Diverso, invece, è stato il legame del secondo Santo, Giovanni Paolo II, il cui apostolato ha coperto un pezzo lunghissimo della storia contemporanea, dal 1978 al 2005. Un Papa polacco, anche lui importante per la storia della Chiesa, grande comunicatore e viaggiatore senza sosta. Scoprì nel 1986 la Valle d'Aosta durante la prima visita pastorale che un Pontefice avesse mai compiuto in Valle d'Aosta e da allora, fino a poche settimane dalla sua morte, venne in vacanza con una certa regolarità in Valle d'Aosta ed ebbi il privilegio di conoscerlo e di incontrarlo. Giunse che era un vigoroso amante della montagna, cui si devono discorsi bellissimi proprio sulla mistica della montagna, per poi lasciare l'ultima volta l'amata Valle in sedia a rotelle, nella parabola dolorosa di una vita segnata da una spietata malattia progressiva. Non volle, come ho ascoltato di persona dal suo segretario di allora Stanisław Dziwisz, oggi Cardinale della meravigliosa città Natale del Papa, Cracovia, che ci fosse su di lui accanimento terapeutico. Per lui la strada della Santità è stata molto rapida e ha seguito una spinta popolare molto forte. Personalmente potrò dire di avere incontrato un Santo e confesso che in alcune visite a Cracovia sono andato sulle tracce della sua vita, così importante non solo per la Chiesa ma per la Storia.
Di Papa Francesco molto dice il suo testamento con le estreme sue volontà: “Sentendo che si avvicina il tramonto della mia vita terrena e con viva speranza nella Vita Eterna, desidero esprimere la mia volontà testamentaria solamente per quanto riguarda il luogo della mia sepoltura. La mia vita e il ministero sacerdotale ed episcopale ho sempre affidato alla Madre del Nostro Signore, Maria Santissima. Perciò, chiedo che le mie spoglie mortali riposino aspettando il giorno della risurrezione nella Basilica Papale di Santa Maria Maggiore.
Desidero che il mio ultimo viaggio terreno si concluda proprio in questo antichissimo santuario Mariano dove mi recavo per la preghiera all'inizio e al termine di ogni Viaggio Apostolico ad affidare fiduciosamente le mie intenzioni alla Madre Immacolata e ringraziarLa per la docile e materna cura.

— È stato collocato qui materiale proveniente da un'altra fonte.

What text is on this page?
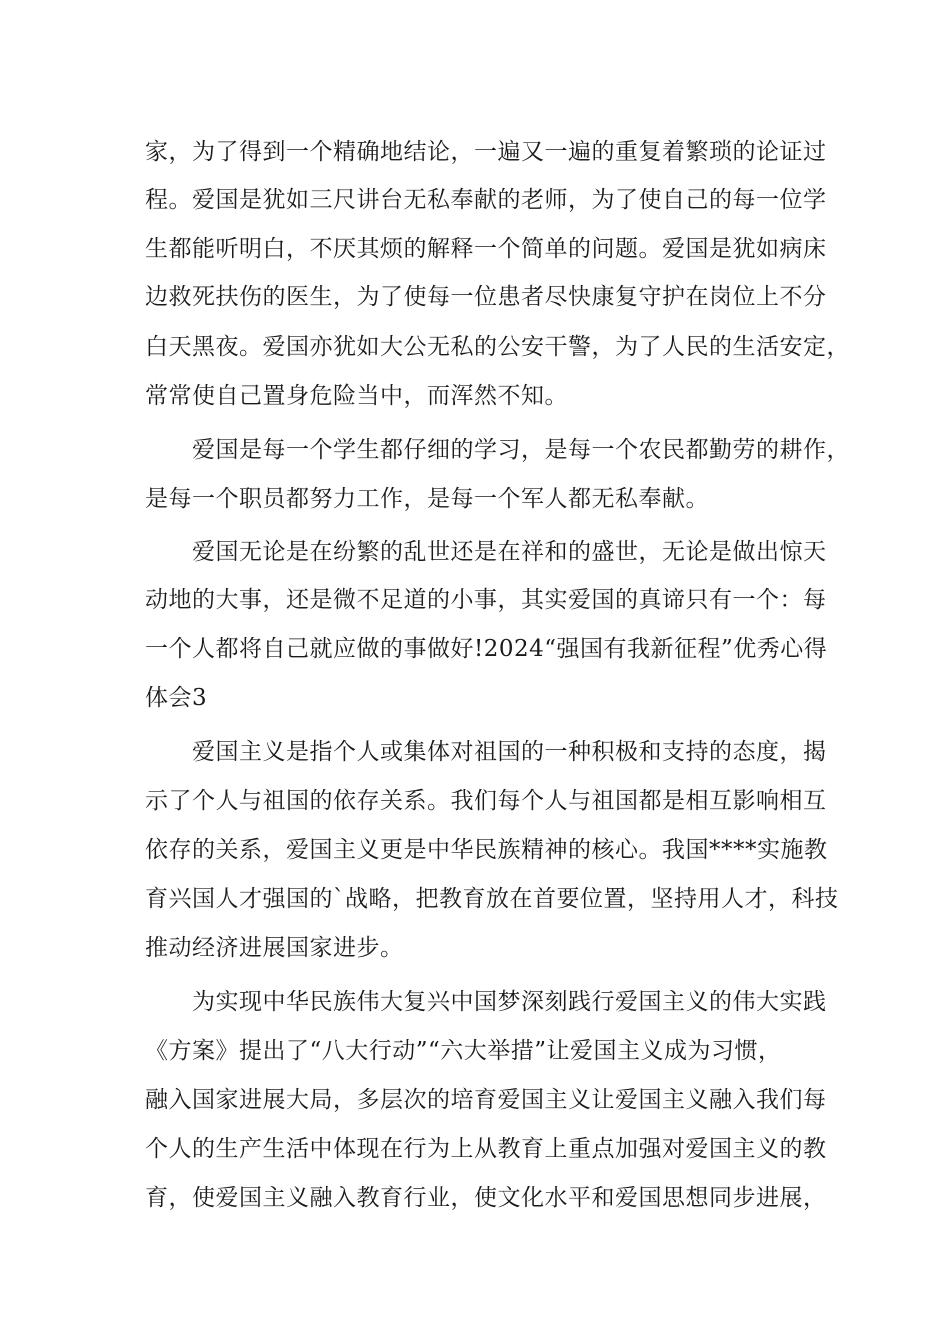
家，为了得到一个精确地结论，一遍又一遍的重复着繁琐的论证过
程。爱国是犹如三尺讲台无私奉献的老师，为了使自己的每一位学
生都能听明白，不厌其烦的解释一个简单的问题。爱国是犹如病床
边救死扶伤的医生，为了使每一位患者尽快康复守护在岗位上不分
白天黑夜。爱国亦犹如大公无私的公安干警，为了人民的生活安定，
常常使自己置身危险当中，而浑然不知。
爱国是每一个学生都仔细的学习，是每一个农民都勤劳的耕作，
是每一个职员都努力工作，是每一个军人都无私奉献。
爱国无论是在纷繁的乱世还是在祥和的盛世，无论是做出惊天
动地的大事，还是微不足道的小事，其实爱国的真谛只有一个：每
一个人都将自己就应做的事做好!2024“强国有我新征程”优秀心得
体会3
爱国主义是指个人或集体对祖国的一种积极和支持的态度，揭
示了个人与祖国的依存关系。我们每个人与祖国都是相互影响相互
依存的关系，爱国主义更是中华民族精神的核心。我国****实施教
育兴国人才强国的`战略，把教育放在首要位置，坚持用人才，科技
推动经济进展国家进步。
为实现中华民族伟大复兴中国梦深刻践行爱国主义的伟大实践
《方案》提出了“八大行动”“六大举措”让爱国主义成为习惯，
融入国家进展大局，多层次的培育爱国主义让爱国主义融入我们每
个人的生产生活中体现在行为上从教育上重点加强对爱国主义的教
育，使爱国主义融入教育行业，使文化水平和爱国思想同步进展，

Chiedo che la mia tomba sia preparata nel loculo della navata laterale tra la Cappella Paolina (Cappella della Salus Populi Romani) e la Cappella Sforza della suddetta
Basilica Papale come indicato nell'accluso allegato. Il sepolcro deve essere nella terra; semplice, senza particolare decoro e con l'unica iscrizione: Franciscus”.
Sobrietà anche nel momento della sua morte.